Il trend atteso fino al 2020 per il prezzo dei moduli sul mercato europeo prefigura una riduzione, su base annua rispetto ai valori correnti, compresa nel range -2% (nei primi anni) e -8% (a partire dal 2016), decisamente più contenuta rispetto ai -26% del 2012 e -40% del 2011. Pare quindi ragionevole ipotizzare – prevedono dall'Energy & Strategy Group - valori al 2020 sotto la soglia dei 50 c€/Wp nel caso dei moduli al silicio e prossimi ai 40 c€/Wp nel caso del film sottile.

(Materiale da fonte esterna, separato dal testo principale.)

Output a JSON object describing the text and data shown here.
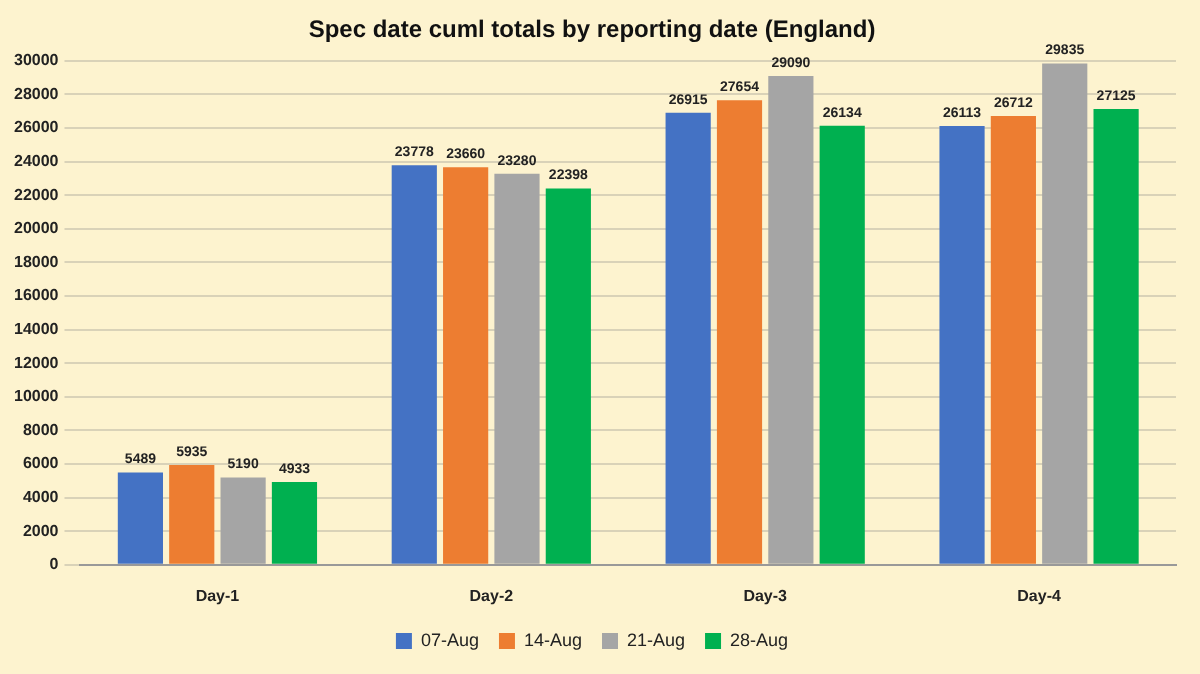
{
  "chart_data": {
    "type": "bar",
    "title": "Spec date cuml totals by reporting date (England)",
    "categories": [
      "Day-1",
      "Day-2",
      "Day-3",
      "Day-4"
    ],
    "series": [
      {
        "name": "07-Aug",
        "color": "#4472c4",
        "values": [
          5489,
          23778,
          26915,
          26113
        ]
      },
      {
        "name": "14-Aug",
        "color": "#ed7d31",
        "values": [
          5935,
          23660,
          27654,
          26712
        ]
      },
      {
        "name": "21-Aug",
        "color": "#a5a5a5",
        "values": [
          5190,
          23280,
          29090,
          29835
        ]
      },
      {
        "name": "28-Aug",
        "color": "#00b050",
        "values": [
          4933,
          22398,
          26134,
          27125
        ]
      }
    ],
    "ylim": [
      0,
      30000
    ],
    "yticks": [
      0,
      2000,
      4000,
      6000,
      8000,
      10000,
      12000,
      14000,
      16000,
      18000,
      20000,
      22000,
      24000,
      26000,
      28000,
      30000
    ],
    "grid": "y",
    "legend": "bottom",
    "data_labels": true
  }
}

Tali previsioni sui prezzi si ancorano a tre principali fattori. Il primo è la definitiva uscita dalla condizione di oversupply per le fasi a monte della filiera, dovuta anche al fenomeno di consolidamento del settore; il secondo è la minore incidenza sul mercato europeo dei moduli di provenienza cinese, causato dall’effetto indiretto di misure di compensazione anti-dumping e dal minor ricorso a politiche aggressive di prezzo da parte di operatori asiatici sui mercati internazionali a seguito della crescita del loro mercato interno; mentre il terzo fattore è l’aumento della domanda globale. A tal proposito l'Energy & Strategy Group prevede un mercato annuo complessivo in crescita da 41 GW nel 2014 a 73 GW nel 2020. Come abbiamo già scritto alcune società di consulenza hanno previsioni anche più ottimistiche e parlano di 50 GW al 2014 e 100 GW già nel 2018.

Una parte dell’analisi del report si è poi concentrata sui sistemi di storage. Coerentemente con gli annunci già fatti nel 2012, nel 2013 si è riscontrato un effettivo incremento dell’offerta, trainato dalle riduzioni dei costi e dall’incremento dei rendimenti.

In particolare, si sono registrati importanti riduzioni dei costi nelle tecnologie dello storage elettrochimico, soprattutto in riferimento alle batterie al piombo acido, che, si sottolinea, rappresentano la soluzione più adatta alle applicazioni per il mercato residenziale e piccolo commerciale (< 20 kWp) e che presentano una capacità di storage variabile tra i 2,5 e i 15 kWh. Tali riduzioni sono da imputarsi sia all’ottimizzazione delle tipologie di batterie e relativi sistemi di controllo, che all’ingresso sul mercato italiano – a dire il vero ancora embrionale – di diversi player internazionali che contribuiscono a incrementare il livello di competizione sui parametri costi-performance.

Valutando il costo al kWh risparmiato, definito come rapporto tra il costo di investimento nella tecnologia di storage e il totale dell’energia che può essere accumulata nel corso della vita utile complessiva della stessa – annuncia il Solar Energy Report - risulta evidente come sia la tecnologia al piombo acido che quella al litio si stiano avvicinando alla soglia di convenienza (pur con forti range di variazione derivanti dalla diversa combinazione di costo/performance), convenzionalmente fissata pari al prezzo di acquisto dell’energia elettrica dalla rete.